Zeevi-Farkash said the focus of Palestinian efforts was in the production of missiles and rockets.

The PA was expected to receive help for any new military campaign from Egypt.

Military sources said Egypt would become the leading military ally of the PA after Israel's withdrawal from the Gaza Strip and northern West Bank.

Knesset Foreign Affairs and Defense Committee chairman Yuval Steinitz said Egypt would sell the PA heavy weapons and platforms, including armored personnel carriers and anti-tank rockets. Steinitz said Egypt has already sought to export 100 APCs to the PA after the Israeli withdrawal from the Gaza Strip.

The committee chairman has opposed Israel's proposal for the deployment of 750 Egyptian commandos along the 12-kilometer Gaza border with Egypt's Sinai Peninsula. Steinitz convened three former leading military commanders who said such a move would mark the end of the demilitarization of the Sinai, a key element in the 1979 Egyptian-Israeli peace treaty.

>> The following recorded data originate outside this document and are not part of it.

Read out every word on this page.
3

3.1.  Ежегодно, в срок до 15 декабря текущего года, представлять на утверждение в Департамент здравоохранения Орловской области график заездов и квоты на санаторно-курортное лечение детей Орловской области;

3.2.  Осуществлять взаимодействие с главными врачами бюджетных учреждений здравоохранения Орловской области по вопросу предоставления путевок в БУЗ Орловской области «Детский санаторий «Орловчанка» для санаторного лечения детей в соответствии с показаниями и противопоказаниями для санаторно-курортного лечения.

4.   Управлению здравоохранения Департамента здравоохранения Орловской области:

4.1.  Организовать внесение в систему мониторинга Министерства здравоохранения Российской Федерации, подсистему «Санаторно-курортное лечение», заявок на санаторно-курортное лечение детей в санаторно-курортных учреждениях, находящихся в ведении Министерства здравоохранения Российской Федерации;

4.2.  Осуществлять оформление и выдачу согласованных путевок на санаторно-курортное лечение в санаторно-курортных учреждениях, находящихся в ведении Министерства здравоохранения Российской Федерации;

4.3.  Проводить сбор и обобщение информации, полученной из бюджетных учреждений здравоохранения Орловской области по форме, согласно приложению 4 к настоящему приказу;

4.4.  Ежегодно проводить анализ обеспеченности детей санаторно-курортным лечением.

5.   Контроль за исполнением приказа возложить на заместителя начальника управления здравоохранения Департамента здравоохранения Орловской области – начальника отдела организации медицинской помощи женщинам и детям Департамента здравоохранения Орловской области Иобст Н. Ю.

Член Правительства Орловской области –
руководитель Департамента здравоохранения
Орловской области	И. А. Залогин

"They see this as a first concession of Israeli-Egyptian peace treaty and the start of a slippery slope," Steinitz said of the three generals, who included former air force commander and Defense Ministry director-general David Ivry.

"This could result in an alliance between Egypt and the PA and the supply of weapons to the PA."

In his briefing, Zeevi-Farkash said Iran was steadily advancing toward nuclear weapons.

The intelligence chief Iran would resume uranium enrichment and obtain technical capabilities in this field by the end of 2005.